FOR years, the Zimbabwe Electoral Commission (Zec) has had a brush with political actors over a litany of allegations, but the current delimitation debacle has really exposed the supposedly independent body.

Legislators from across the political divide have, in an unprecedented manner, ganged up against Zec over the preliminary report handed over to President Emmerson Mnangagwa by its chair, Justice Priscilla Chigumba last month.

Parliament on Tuesday argued that the preliminary delimitation report was done without considering the recently released census report and demanded that it be returned for amendments by the electoral body.

The legislators also decried the fact that Zec had also failed to provide them with an electronic voters roll.

The delimitation report has also been analysed by Parliament’s ad-hoc committee and is now before the National Assembly, where it is being further scrutinised and debated.

The ad-hoc committee says Zec should consider the entire population as shown in the census, not just the adult population because wards serve other purposes apart from elections, and that Zec should revisit boundaries where it did not take account of community interests between voters.

It further recommends that Zec should ensure that there are an equal number of voters in constituencies and wards, with variations limited to 20% as required by section 161 of the Constitution.

Zec, according to the recommendations, should apply consistent principles when transferring voters from constituencies and wards with large numbers of voters to those with fewer.

Some of the allegations are that some of the proposed constituency boundaries have been panel beaten so that certain voters or those seen as sympathetic to a particular political party are in the majority. 

Legal think-tank and pressure group Veritas has argued that the delimitation exercise appears to have been based on some provisions of the old Lancaster House Constitution rather than on the provisions of our current Constitution, rendering the whole process invalid and unconstitutional.

It also said the number of voters in the constituencies and wards vary by more than the 20% limit prescribed in section 161 of the current Constitution.
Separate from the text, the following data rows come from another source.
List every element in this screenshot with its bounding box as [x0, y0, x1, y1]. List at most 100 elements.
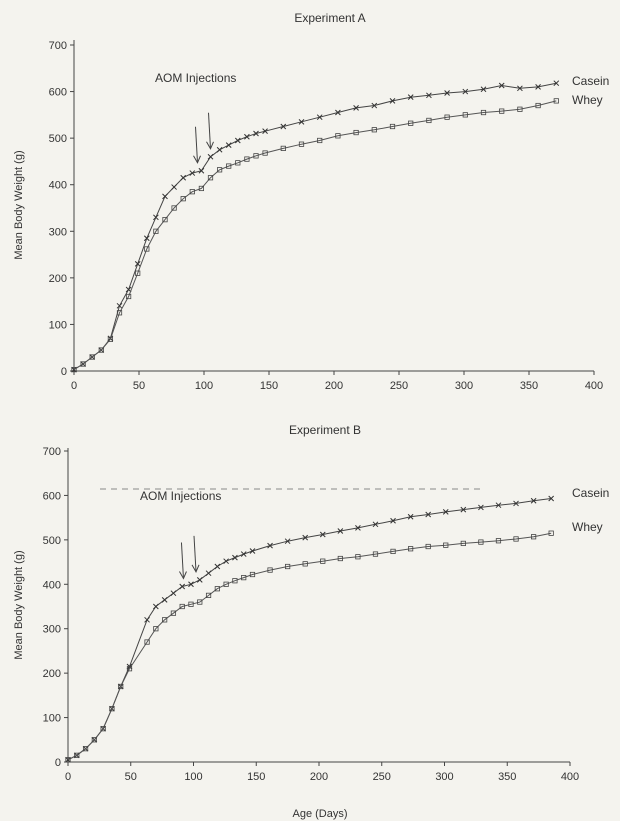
- series-line: [67, 532, 552, 761]
- data-point: [232, 554, 238, 561]
- data-point: [226, 163, 232, 169]
- data-point: [407, 94, 414, 101]
- data-point: [171, 184, 177, 190]
- data-point: [337, 528, 344, 534]
- y-tick-label: 300: [43, 624, 61, 636]
- data-point: [235, 160, 241, 166]
- data-point: [530, 497, 537, 504]
- data-point: [495, 502, 502, 509]
- data-point: [298, 118, 305, 125]
- data-point: [548, 530, 554, 536]
- series-label-casein: Casein: [572, 74, 609, 88]
- y-tick-label: 300: [49, 226, 67, 238]
- x-tick-label: 400: [561, 771, 579, 783]
- x-tick-label: 150: [247, 771, 265, 783]
- data-point: [180, 174, 187, 181]
- annotation-arrow: [206, 112, 214, 150]
- data-point: [107, 336, 113, 342]
- data-point: [109, 706, 115, 712]
- data-point: [553, 98, 559, 104]
- data-point: [460, 540, 466, 547]
- y-tick-label: 100: [49, 319, 67, 331]
- data-point: [170, 610, 177, 616]
- data-point: [198, 185, 204, 192]
- data-point: [426, 117, 432, 124]
- data-point: [372, 521, 379, 528]
- x-tick-label: 100: [195, 380, 213, 392]
- data-point: [116, 302, 123, 309]
- series-line: [67, 498, 552, 761]
- data-point: [171, 205, 177, 211]
- data-point: [443, 542, 449, 548]
- data-point: [353, 129, 359, 136]
- y-tick-label: 700: [43, 446, 61, 458]
- data-point: [499, 108, 505, 114]
- data-point: [316, 114, 323, 121]
- y-axis-label: Mean Body Weight (g): [13, 550, 25, 659]
- data-point: [240, 551, 247, 557]
- annotation-arrow: [179, 542, 187, 580]
- y-tick-label: 500: [43, 535, 61, 547]
- data-point: [98, 347, 104, 353]
- data-point: [371, 127, 377, 133]
- data-point: [232, 578, 238, 584]
- x-axis-label: Age (Days): [292, 808, 347, 820]
- data-point: [71, 367, 77, 373]
- data-point: [444, 114, 450, 120]
- data-point: [517, 85, 523, 92]
- data-point: [116, 310, 123, 316]
- data-point: [355, 554, 361, 560]
- data-point: [408, 546, 414, 552]
- data-point: [161, 596, 168, 603]
- series-label-whey: Whey: [572, 93, 603, 107]
- data-point: [197, 599, 203, 605]
- y-axis-label: Mean Body Weight (g): [13, 150, 25, 259]
- data-point: [74, 752, 80, 758]
- data-point: [188, 601, 194, 607]
- x-tick-label: 400: [585, 380, 603, 392]
- data-point: [531, 534, 537, 540]
- data-point: [280, 123, 287, 130]
- data-point: [223, 558, 229, 565]
- data-point: [126, 293, 132, 300]
- data-point: [513, 500, 519, 507]
- y-tick-label: 0: [55, 757, 61, 769]
- data-point: [553, 80, 560, 87]
- y-tick-label: 200: [43, 668, 61, 680]
- tick-group: 0 50 100 150 200 250 300 350 400 0 100 200 300 400 500…: [49, 40, 604, 392]
- annotation-arrow: [193, 126, 201, 164]
- data-point: [244, 156, 250, 162]
- data-point: [535, 84, 541, 90]
- data-point: [205, 570, 212, 577]
- data-point: [372, 551, 379, 557]
- data-point: [207, 153, 214, 160]
- data-point: [337, 555, 343, 562]
- data-point: [498, 82, 505, 89]
- data-point: [253, 130, 259, 137]
- data-point: [478, 504, 484, 511]
- data-point: [478, 539, 484, 545]
- data-point: [214, 563, 221, 570]
- data-point: [462, 112, 468, 118]
- data-point: [126, 666, 133, 672]
- data-point: [480, 86, 487, 93]
- series-group: [71, 80, 560, 373]
- data-point: [408, 120, 414, 126]
- data-point: [134, 261, 141, 267]
- x-tick-label: 100: [184, 771, 202, 783]
- series-casein: [71, 80, 560, 373]
- data-point: [188, 581, 194, 588]
- data-point: [144, 616, 150, 623]
- data-point: [216, 146, 223, 153]
- data-point: [71, 366, 77, 373]
- data-point: [353, 105, 359, 111]
- data-point: [153, 228, 159, 234]
- data-point: [390, 517, 396, 524]
- series-group: [65, 495, 555, 763]
- data-point: [223, 581, 229, 587]
- data-point: [225, 142, 232, 148]
- x-tick-label: 350: [520, 380, 538, 392]
- data-point: [244, 133, 250, 140]
- data-point: [407, 513, 414, 520]
- data-point: [389, 98, 396, 104]
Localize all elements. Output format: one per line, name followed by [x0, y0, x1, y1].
The variations, it argued, are so “great and so numerous that the delimitation itself is invalid”.

When all is said and done, the debacle exposes Zec’s propensity to railroad decisions without consulting all stakeholders.

Rejection of the preliminary report will dent preparations for general elections expected later this year and is a huge setback on Zimbabwe’s democratic practices.

There have always been fears that Zec officials work in cahoots with ruling party, Zanu PF’s functionaries in rigging elections and it would be difficult for them to remove that monkey from their backs.

How would they react to allegations that the forthcoming elections will not be credible? Zec has already soiled its reputation ahead of the polls and we expect to see what Mnangagwa will do about that.